Roberto has been doing better. I haven't told him about what I'd discovered. I knew he had been using his other personality for his own gain. Now that I know what he's up to most nights, Dr. Alexy and I have decided to break the news to him. I can't be with him anymore. Although Dr. Alexy has people following him when he leaves the mansion, there hasn't been much we could learn from him. It's like he knows someone's watching.

I can say he's been genuinely happy. After he decided we were going to keep the baby, he's been by my side every chance he gets. I can't help but think about how he's going to react when I break up with him. For my own safety, Melinda agreed to have me return back home after the baby is born. Even if it's just for a few weeks, I can breathe without Roberto wondering what I'm up to. I know he's going to be watching me a lot more once I break it off.

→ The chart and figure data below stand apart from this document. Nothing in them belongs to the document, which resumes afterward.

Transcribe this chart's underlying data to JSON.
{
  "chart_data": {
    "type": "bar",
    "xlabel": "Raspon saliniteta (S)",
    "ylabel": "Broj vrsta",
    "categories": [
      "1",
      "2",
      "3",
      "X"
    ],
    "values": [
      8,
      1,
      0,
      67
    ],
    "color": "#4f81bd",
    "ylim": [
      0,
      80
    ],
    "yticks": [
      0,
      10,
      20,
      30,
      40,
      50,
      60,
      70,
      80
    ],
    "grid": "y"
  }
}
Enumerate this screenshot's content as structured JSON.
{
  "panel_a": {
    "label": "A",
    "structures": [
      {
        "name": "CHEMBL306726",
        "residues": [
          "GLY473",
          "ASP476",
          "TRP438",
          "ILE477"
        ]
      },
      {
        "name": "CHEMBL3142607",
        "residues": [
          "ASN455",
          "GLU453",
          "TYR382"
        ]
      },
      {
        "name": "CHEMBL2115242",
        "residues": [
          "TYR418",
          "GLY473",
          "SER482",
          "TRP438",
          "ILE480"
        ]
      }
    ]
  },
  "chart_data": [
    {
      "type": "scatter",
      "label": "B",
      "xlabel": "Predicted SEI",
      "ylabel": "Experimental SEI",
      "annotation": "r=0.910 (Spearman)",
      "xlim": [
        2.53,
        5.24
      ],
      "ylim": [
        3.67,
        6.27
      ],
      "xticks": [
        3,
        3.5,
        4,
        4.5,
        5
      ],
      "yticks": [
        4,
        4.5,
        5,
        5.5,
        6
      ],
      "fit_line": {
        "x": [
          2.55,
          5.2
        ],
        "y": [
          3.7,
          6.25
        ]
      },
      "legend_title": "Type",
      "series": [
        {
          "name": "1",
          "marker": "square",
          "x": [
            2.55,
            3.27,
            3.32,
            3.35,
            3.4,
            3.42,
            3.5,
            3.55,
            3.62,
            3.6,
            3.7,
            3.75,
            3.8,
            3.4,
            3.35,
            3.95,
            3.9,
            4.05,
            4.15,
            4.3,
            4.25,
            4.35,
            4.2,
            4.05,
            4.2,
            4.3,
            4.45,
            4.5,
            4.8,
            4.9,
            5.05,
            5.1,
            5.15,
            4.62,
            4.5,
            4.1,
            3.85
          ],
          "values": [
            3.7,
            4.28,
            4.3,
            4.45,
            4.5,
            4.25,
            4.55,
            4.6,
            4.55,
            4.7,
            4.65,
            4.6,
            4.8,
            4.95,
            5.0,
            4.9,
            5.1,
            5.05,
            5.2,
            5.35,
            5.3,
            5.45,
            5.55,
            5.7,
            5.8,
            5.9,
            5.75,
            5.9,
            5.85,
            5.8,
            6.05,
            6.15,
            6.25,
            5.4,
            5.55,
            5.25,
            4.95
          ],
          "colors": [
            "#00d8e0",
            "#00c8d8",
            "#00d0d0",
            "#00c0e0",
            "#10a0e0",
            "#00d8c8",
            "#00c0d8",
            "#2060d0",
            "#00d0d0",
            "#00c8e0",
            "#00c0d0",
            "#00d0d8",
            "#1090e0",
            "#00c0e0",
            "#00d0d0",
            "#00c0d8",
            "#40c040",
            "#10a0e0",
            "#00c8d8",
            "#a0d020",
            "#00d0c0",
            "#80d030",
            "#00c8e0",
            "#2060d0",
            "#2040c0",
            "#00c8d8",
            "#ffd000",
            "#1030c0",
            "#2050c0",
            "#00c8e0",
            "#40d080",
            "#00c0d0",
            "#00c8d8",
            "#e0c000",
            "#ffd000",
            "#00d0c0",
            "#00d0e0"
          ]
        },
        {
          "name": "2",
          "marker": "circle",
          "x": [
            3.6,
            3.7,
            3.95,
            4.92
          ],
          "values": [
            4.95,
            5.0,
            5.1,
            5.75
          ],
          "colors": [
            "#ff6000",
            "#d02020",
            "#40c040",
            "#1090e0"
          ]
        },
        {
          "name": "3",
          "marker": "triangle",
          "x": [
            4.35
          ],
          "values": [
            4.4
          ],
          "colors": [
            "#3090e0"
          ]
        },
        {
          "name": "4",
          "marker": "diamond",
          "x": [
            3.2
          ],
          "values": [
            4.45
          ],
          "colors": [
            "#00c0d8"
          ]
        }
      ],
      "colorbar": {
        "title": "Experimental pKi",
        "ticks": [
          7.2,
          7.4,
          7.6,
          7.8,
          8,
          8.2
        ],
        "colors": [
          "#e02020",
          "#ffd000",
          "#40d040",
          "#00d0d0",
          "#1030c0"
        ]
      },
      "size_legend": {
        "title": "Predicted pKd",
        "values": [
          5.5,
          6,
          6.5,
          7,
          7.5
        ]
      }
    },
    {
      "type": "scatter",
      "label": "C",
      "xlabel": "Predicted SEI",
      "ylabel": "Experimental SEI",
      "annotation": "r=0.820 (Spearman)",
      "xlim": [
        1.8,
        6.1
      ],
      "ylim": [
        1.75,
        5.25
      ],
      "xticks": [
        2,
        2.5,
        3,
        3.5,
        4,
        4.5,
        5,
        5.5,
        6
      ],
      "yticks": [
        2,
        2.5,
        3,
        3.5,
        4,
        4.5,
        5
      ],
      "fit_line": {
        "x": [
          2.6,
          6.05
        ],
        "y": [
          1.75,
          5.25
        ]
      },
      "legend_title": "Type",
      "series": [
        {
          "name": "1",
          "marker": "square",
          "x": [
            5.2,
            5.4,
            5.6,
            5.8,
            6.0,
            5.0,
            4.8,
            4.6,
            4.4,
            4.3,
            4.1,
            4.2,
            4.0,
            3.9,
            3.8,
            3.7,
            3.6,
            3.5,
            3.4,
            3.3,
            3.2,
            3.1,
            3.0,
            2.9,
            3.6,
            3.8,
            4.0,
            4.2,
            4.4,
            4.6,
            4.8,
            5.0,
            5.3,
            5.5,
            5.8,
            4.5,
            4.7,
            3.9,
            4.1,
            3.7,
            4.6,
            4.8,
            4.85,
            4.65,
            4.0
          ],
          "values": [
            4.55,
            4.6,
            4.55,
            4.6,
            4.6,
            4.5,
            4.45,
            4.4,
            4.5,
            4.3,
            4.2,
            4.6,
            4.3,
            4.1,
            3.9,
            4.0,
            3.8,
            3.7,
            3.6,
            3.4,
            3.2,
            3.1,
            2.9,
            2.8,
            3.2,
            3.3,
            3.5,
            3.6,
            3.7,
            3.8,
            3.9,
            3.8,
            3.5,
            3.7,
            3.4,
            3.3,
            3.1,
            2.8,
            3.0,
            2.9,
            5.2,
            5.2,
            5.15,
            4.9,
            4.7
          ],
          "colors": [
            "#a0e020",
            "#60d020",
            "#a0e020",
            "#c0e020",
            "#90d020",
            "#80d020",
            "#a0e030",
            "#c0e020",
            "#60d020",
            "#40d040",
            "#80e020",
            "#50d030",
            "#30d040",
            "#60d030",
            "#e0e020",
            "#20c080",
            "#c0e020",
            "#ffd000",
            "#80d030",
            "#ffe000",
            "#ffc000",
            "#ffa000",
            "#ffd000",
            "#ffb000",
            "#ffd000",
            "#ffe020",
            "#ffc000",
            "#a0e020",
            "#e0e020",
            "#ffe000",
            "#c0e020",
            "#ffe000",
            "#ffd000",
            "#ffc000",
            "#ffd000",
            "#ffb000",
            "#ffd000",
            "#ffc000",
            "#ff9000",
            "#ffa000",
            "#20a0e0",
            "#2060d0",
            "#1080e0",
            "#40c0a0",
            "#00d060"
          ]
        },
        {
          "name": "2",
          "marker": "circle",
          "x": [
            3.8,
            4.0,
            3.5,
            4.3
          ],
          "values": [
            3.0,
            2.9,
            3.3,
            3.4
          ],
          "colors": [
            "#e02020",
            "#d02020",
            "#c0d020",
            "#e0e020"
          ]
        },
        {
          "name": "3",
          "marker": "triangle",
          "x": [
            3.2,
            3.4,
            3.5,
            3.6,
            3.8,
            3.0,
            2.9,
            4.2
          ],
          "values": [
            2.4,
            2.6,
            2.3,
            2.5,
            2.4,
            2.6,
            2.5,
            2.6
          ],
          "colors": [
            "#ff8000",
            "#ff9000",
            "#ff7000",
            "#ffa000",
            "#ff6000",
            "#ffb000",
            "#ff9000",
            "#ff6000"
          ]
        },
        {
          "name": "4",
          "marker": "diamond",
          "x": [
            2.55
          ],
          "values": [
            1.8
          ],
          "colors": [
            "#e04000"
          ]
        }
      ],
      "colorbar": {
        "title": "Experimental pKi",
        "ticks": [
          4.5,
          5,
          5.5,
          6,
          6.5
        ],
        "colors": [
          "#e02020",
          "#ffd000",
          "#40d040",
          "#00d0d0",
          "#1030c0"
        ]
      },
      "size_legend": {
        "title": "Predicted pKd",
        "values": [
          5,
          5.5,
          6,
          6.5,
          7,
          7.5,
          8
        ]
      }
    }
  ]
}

After making that deal with Callie about the baby, I felt better about having the child. I never had any intrusive thoughts about giving it away. Or even wishing I'd gotten rid of it as soon as I found out I was pregnant. I felt more comfortable about being out in public. Roberto was free from his aunt most of the time, so he made it his life's work to help me out. I appreciated it, but it was like the beginning of our relationship all over again.

Roberto and I decided that we would go on a walk tonight. Aunt Alizée would pick me up if anything were to go wrong. I had her on speed dial just in case. No one can be too careful around him. The last thing I want him to do is back me into an alley and kill me.

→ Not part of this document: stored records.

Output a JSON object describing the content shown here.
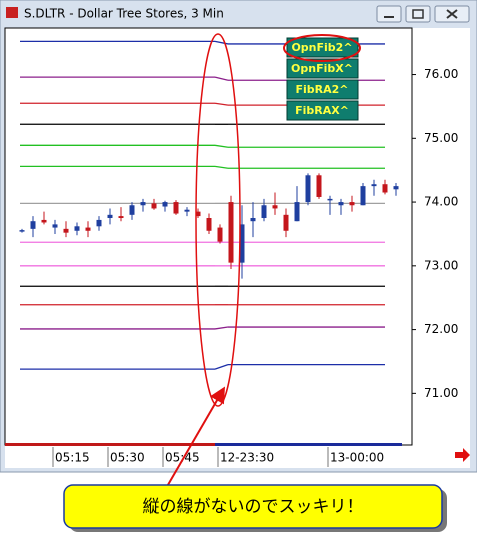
{
  "window": {
    "title": "S.DLTR - Dollar Tree Stores, 3 Min"
  },
  "chart_data": {
    "type": "candlestick",
    "categories": [
      null,
      null,
      null,
      "05:15",
      null,
      null,
      null,
      null,
      "05:30",
      null,
      null,
      null,
      null,
      "05:45",
      null,
      null,
      null,
      null,
      "12-23:30",
      null,
      null,
      null,
      null,
      null,
      null,
      null,
      null,
      null,
      "13-00:00",
      null,
      null,
      null,
      null,
      null,
      null
    ],
    "open": [
      73.55,
      73.58,
      73.72,
      73.6,
      73.58,
      73.55,
      73.6,
      73.62,
      73.75,
      73.78,
      73.8,
      73.95,
      73.98,
      73.93,
      74.0,
      73.85,
      73.85,
      73.75,
      73.6,
      74.0,
      73.05,
      73.7,
      73.75,
      73.95,
      73.8,
      73.7,
      74.0,
      74.42,
      74.05,
      73.95,
      74.0,
      73.95,
      74.25,
      74.28,
      74.2
    ],
    "high": [
      73.58,
      73.78,
      73.85,
      73.72,
      73.7,
      73.68,
      73.7,
      73.78,
      73.9,
      73.92,
      74.0,
      74.05,
      74.05,
      74.02,
      74.03,
      73.92,
      73.9,
      73.82,
      73.65,
      74.1,
      73.95,
      74.0,
      74.05,
      74.15,
      73.9,
      74.25,
      74.45,
      74.45,
      74.1,
      74.05,
      74.1,
      74.3,
      74.35,
      74.35,
      74.3
    ],
    "low": [
      73.52,
      73.45,
      73.65,
      73.5,
      73.45,
      73.48,
      73.45,
      73.55,
      73.65,
      73.7,
      73.72,
      73.85,
      73.88,
      73.85,
      73.8,
      73.78,
      73.75,
      73.5,
      73.35,
      72.95,
      72.8,
      73.45,
      73.7,
      73.8,
      73.45,
      73.7,
      73.95,
      74.05,
      73.8,
      73.8,
      73.85,
      73.95,
      74.1,
      74.12,
      74.1
    ],
    "close": [
      73.56,
      73.7,
      73.68,
      73.65,
      73.52,
      73.62,
      73.55,
      73.72,
      73.8,
      73.75,
      73.95,
      74.0,
      73.9,
      74.0,
      73.82,
      73.88,
      73.78,
      73.55,
      73.38,
      73.05,
      73.65,
      73.75,
      73.95,
      73.9,
      73.55,
      74.0,
      74.42,
      74.08,
      74.05,
      74.0,
      73.95,
      74.25,
      74.28,
      74.15,
      74.25
    ],
    "up_color": "#1f3f9f",
    "down_color": "#c4161c",
    "levels": [
      {
        "color": "#1c2ea8",
        "values": [
          76.52,
          76.48
        ]
      },
      {
        "color": "#8b1f8b",
        "values": [
          75.96,
          75.91
        ]
      },
      {
        "color": "#d0202a",
        "values": [
          75.55,
          75.52
        ]
      },
      {
        "color": "#000000",
        "values": [
          75.22,
          75.22
        ]
      },
      {
        "color": "#22c022",
        "values": [
          74.89,
          74.86
        ]
      },
      {
        "color": "#22c022",
        "values": [
          74.56,
          74.53
        ]
      },
      {
        "color": "#a0a0a0",
        "values": [
          73.98,
          73.98
        ]
      },
      {
        "color": "#f070e0",
        "values": [
          73.37,
          73.37
        ]
      },
      {
        "color": "#f070e0",
        "values": [
          73.0,
          73.0
        ]
      },
      {
        "color": "#000000",
        "values": [
          72.68,
          72.68
        ]
      },
      {
        "color": "#d0202a",
        "values": [
          72.39,
          72.39
        ]
      },
      {
        "color": "#8b1f8b",
        "values": [
          72.01,
          72.04
        ]
      },
      {
        "color": "#1c2ea8",
        "values": [
          71.38,
          71.45
        ]
      }
    ],
    "ylim": [
      70.19,
      76.73
    ],
    "yticks": [
      {
        "value": 71,
        "label": "71.00"
      },
      {
        "value": 72,
        "label": "72.00"
      },
      {
        "value": 73,
        "label": "73.00"
      },
      {
        "value": 74,
        "label": "74.00"
      },
      {
        "value": 75,
        "label": "75.00"
      },
      {
        "value": 76,
        "label": "76.00"
      }
    ]
  },
  "buttons": [
    "OpnFib2^",
    "OpnFibX^",
    "FibRA2^",
    "FibRAX^"
  ],
  "callout": "縦の線がないのでスッキリ！"
}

"Thank you for taking me out." I smiled to myself.

"No problem, darling." Roberto began fixing my jacket. It wasn't too cold tonight. "Can't have you getting sick, now can we?"

"I suppose not."

"Alizée would tue-moi. I can't leave you alone as a single mother."

Yeah, I already feel like a single mother. Him dying would be a blessing to a lot of us.

"I'm...gonna go home for the summer," I said.

"You're what?" He stopped walking. I looked back at him.

"Yep. I miss everything and I want to see my friends again."

"You shouldn't be missing anyone who isn't me. How do you think I'm going to feel about that? What about the baby?"

"Don't worry about the baby. I'm going to have him, then leave in August."

"I get to look after him?"

Oh, no. I didn't want to tell him no, but this is inevitable. I don't trust him to stop flirting with random women on the street. Why does he believe I'll trust him with our newborn son? His aunt is the last person I want near him. She hates me. I know people can change after everything calms down, but she still hates me. What makes her think I'm going to allow her to take care of my child when she clearly wants me dead?

"Uhh..." I rubbed the back of my neck and started walking again. "I don't want to say no, but I kind of made some arrangements with my aunt and uncle."

"Will they let me see him?"

"I don't know."

"You don't know?" Roberto ran to catch up with me, grabbing my wrist. "What do you mean? He's my son just as much as he is yours. We both have equal parental rights."